Саммер застала меня врасплох: я не ожидала, что ей тоже понадобится пирог. Только теперь, присмотревшись внимательнее, я наконец различила в ее глазах выражение затаенной печали и скорби.
– Договорились.
Я вытащила из кармана фартука чаевые и протянула Саммер две однодолларовые купюры. С радостью отдала бы ей все эти деньги, но понимала, что она их не примет.
Девушка несмело взяла банкноты.
– Спасибо, мэм.
Меня передернуло.
– Умоляю, не обращайся ко мне «мэм». Зови просто Анной-Кейт.
– А завтра вам нужны будут еще яйца… Анна-Кейт?
Ей явно было трудно называть меня по имени. Я решила не заострять на этом внимания.

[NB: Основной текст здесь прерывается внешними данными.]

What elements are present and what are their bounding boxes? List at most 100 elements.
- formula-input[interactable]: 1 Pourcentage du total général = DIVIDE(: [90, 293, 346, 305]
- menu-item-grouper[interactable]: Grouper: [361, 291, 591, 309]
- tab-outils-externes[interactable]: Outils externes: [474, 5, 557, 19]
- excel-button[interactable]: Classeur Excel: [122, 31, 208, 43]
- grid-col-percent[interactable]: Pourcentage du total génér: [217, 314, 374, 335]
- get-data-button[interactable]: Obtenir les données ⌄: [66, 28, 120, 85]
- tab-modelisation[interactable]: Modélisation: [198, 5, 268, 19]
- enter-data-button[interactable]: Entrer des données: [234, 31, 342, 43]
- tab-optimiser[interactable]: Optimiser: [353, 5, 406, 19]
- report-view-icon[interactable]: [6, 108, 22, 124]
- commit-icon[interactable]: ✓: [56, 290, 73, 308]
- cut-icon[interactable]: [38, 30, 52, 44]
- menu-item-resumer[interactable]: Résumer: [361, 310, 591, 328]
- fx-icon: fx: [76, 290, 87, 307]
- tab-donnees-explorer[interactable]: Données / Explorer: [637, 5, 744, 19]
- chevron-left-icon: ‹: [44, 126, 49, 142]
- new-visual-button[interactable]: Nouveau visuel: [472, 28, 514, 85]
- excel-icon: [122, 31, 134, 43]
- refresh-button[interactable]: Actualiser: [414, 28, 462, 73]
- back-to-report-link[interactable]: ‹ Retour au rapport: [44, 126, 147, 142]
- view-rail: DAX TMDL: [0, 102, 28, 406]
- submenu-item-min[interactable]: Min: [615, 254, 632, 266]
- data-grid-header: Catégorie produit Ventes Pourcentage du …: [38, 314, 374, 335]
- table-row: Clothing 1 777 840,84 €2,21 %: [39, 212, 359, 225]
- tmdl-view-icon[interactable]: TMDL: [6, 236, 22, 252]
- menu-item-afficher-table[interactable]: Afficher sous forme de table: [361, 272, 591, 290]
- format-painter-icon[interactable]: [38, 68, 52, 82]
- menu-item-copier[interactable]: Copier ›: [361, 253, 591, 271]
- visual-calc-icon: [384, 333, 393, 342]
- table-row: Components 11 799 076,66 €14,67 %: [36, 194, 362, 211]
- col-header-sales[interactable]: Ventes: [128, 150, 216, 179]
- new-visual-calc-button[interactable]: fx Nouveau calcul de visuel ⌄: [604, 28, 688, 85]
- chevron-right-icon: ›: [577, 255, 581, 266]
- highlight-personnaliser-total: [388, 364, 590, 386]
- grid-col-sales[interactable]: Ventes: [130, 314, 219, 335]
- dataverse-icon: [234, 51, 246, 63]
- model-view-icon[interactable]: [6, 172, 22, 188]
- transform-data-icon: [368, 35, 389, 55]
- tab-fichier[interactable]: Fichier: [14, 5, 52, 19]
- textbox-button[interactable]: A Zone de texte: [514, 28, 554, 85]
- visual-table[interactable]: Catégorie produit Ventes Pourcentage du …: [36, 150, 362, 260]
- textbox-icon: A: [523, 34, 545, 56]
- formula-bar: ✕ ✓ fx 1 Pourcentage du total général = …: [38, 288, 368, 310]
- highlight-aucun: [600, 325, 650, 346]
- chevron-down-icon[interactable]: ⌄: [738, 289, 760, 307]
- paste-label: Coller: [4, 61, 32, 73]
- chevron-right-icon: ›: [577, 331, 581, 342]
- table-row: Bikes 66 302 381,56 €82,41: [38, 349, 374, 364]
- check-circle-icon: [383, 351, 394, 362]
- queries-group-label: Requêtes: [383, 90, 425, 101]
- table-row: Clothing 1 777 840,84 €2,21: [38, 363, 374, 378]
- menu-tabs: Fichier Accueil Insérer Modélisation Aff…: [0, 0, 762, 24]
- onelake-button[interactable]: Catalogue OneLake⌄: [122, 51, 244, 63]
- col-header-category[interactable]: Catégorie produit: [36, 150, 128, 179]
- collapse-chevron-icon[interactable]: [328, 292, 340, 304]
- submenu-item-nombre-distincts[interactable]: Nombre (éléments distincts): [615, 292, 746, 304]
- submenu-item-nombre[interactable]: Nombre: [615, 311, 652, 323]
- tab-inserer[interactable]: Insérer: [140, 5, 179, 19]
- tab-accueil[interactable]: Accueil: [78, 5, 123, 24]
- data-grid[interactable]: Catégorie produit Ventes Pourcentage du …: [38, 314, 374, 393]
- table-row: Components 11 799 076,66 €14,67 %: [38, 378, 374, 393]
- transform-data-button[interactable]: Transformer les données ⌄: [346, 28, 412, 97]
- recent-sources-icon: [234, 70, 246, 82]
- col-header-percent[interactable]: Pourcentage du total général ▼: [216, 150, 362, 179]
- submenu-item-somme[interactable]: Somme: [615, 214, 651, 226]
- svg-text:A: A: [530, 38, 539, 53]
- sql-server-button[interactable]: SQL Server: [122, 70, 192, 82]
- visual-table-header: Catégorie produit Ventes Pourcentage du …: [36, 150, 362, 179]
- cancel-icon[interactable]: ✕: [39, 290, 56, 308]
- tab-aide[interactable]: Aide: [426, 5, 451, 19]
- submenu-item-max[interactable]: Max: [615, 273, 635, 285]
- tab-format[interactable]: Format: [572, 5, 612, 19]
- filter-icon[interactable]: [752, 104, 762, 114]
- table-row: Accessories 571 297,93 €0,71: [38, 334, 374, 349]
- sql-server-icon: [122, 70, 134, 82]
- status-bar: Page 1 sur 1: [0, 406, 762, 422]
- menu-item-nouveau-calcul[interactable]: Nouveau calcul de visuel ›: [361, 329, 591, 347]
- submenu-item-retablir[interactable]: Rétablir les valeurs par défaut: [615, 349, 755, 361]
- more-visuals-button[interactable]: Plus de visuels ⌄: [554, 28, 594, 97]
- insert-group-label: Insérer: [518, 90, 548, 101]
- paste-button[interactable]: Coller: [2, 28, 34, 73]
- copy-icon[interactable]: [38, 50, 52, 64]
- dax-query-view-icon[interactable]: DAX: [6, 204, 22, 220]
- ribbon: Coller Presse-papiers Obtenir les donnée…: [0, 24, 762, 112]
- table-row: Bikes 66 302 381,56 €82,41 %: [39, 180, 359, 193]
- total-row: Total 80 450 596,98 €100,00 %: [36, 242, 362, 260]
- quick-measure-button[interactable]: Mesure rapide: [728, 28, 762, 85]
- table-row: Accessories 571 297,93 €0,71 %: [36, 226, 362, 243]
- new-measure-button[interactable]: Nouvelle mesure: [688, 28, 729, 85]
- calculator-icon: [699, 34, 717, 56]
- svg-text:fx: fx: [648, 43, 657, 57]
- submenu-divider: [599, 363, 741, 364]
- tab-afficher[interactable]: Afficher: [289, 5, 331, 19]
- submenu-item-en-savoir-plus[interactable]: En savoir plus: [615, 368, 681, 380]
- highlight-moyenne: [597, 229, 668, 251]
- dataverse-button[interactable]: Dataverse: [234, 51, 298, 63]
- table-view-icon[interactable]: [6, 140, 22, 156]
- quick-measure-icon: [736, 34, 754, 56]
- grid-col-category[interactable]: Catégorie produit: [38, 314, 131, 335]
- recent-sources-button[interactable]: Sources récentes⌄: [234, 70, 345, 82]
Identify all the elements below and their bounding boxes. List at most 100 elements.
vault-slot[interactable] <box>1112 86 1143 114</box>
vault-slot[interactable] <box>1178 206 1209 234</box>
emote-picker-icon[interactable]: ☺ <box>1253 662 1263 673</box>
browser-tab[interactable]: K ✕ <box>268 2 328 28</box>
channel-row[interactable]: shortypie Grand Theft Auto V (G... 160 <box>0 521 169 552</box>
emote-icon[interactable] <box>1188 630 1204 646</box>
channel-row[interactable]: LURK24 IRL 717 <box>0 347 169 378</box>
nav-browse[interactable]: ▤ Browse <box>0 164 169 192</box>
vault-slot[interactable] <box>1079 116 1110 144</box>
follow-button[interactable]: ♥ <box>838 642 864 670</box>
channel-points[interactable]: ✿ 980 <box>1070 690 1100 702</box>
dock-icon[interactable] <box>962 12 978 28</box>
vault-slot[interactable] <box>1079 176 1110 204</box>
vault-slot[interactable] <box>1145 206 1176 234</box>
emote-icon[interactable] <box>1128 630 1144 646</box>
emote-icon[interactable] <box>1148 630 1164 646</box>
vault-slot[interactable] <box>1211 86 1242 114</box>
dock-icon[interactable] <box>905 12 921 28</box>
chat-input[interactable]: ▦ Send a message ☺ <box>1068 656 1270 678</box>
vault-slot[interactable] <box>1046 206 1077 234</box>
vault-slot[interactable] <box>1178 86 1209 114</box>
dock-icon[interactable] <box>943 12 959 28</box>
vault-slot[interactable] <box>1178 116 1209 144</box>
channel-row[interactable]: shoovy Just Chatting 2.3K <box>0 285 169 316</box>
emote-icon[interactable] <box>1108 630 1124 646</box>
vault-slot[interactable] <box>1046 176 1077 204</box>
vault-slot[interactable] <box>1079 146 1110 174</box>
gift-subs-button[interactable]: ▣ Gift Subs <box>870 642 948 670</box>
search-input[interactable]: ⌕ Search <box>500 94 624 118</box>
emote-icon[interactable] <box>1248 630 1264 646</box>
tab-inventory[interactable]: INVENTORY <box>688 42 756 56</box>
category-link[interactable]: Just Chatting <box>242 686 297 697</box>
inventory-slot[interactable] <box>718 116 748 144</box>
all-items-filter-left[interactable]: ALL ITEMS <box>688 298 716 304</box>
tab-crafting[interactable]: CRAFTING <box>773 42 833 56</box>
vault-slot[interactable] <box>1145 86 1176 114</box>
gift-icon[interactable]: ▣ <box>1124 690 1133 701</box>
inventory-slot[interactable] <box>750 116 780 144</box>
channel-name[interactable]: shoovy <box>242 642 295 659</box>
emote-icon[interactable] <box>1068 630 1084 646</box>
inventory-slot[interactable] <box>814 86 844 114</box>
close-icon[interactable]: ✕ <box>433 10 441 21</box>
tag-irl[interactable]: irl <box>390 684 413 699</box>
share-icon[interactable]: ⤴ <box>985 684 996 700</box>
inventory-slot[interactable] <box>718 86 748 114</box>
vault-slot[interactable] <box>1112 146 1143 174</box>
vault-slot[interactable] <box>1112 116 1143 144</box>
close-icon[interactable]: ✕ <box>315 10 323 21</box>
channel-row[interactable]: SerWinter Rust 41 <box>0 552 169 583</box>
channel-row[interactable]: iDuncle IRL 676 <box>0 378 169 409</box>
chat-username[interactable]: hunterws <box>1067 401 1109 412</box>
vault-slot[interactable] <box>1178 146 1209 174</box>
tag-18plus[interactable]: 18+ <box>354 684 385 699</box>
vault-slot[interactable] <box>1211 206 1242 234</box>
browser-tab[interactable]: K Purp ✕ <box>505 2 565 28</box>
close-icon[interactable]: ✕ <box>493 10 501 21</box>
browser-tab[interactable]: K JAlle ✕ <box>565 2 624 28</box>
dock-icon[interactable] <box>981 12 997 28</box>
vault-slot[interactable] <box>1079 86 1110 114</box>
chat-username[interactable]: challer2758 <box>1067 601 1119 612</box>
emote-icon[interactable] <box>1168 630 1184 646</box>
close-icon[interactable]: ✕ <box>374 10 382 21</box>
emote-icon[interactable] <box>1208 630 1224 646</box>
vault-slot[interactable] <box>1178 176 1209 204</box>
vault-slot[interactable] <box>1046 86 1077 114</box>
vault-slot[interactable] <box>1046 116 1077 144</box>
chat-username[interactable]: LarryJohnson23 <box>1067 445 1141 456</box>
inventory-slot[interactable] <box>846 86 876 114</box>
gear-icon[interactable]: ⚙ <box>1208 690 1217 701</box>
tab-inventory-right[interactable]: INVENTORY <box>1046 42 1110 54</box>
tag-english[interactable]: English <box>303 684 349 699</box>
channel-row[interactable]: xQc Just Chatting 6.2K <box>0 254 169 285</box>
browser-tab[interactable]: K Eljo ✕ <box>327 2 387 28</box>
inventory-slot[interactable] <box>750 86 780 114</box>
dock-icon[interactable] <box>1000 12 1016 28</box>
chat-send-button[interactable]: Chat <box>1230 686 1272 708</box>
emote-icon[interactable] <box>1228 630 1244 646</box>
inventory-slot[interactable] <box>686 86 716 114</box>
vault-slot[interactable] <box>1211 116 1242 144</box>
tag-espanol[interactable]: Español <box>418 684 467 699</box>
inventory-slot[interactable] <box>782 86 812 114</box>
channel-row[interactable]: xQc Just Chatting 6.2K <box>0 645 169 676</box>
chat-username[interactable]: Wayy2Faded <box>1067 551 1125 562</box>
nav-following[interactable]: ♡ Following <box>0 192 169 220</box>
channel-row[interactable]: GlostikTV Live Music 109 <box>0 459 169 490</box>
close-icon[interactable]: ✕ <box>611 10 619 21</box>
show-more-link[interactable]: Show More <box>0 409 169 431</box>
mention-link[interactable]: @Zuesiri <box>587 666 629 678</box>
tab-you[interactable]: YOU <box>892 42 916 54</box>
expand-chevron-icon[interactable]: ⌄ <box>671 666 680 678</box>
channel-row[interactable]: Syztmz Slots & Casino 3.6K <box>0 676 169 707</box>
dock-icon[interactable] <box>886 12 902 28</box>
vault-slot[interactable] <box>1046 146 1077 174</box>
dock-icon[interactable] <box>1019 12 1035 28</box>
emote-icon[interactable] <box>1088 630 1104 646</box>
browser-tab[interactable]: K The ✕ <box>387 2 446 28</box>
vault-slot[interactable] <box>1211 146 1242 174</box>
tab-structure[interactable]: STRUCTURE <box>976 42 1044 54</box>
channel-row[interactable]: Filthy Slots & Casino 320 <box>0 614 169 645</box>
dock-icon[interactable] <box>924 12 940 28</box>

– Если будут – приноси, с удовольствием куплю. – Неожиданно мне захотелось испечь «Коблер». – Кстати, я вижу, ты собирала ежевику. У тебя, случайно, не осталось лишних ягод? Мне бы пригодились.
Саммер оживилась.
– Сколько вам нужно? Пинту? Кварту? Галлон?[6]
– Думаю, кварта будет в самый раз. Я тебе заплачу подороже. Все-таки на ежевике полно колючек, а в кустах попадаются змеи.
– Ну и пусть. Если честно, временами они нравятся мне больше людей, – улыбнулась Саммер, и стало ясно: она очень мудрая, рассудительная девушка, хоть и кажется совсем еще ребенком.
– Сейчас принесу пирог. Подожди минутку.
Я поднялась с кресла, повернулась к двери и обнаружила, что Лук уже стоит на пороге с завернутым куском пирога в руках. Видимо, он привык передавать Саммер «гонорар» за яйца.
– Анна-Кейт, не хотел отвлекать, но к тебе пришли, – протянув мне пирог, сообщил он.
Его настороженный, предостерегающий взгляд заставил меня напрячься.
– Кто пришел?
Лук пригладил аккуратную бородку.
– Док Линден. Ты готова с ним встретиться?
Готова ли я? Да нет, конечно! Ну почему же я заранее не продумала неизбежную встречу, зачем пустила все на самотек?!
– Eсли ты пока не расположена с ним разговаривать, я попрошу его подождать…
Вряд ли я хоть когда-нибудь буду расположена. Пожалуй, лучше покончить с этим раз и навсегда. Я глубоко вдохнула и медленно выдохнула.
– Нет, не надо. Позови его сюда, пожалуйста. Не хочу говорить с ним при всех.
– Конечно, секундочку.
Пытаясь унять нарастающую панику, я обернулась, намереваясь попрощаться с Саммер и отдать пирог, но той уже и след простыл.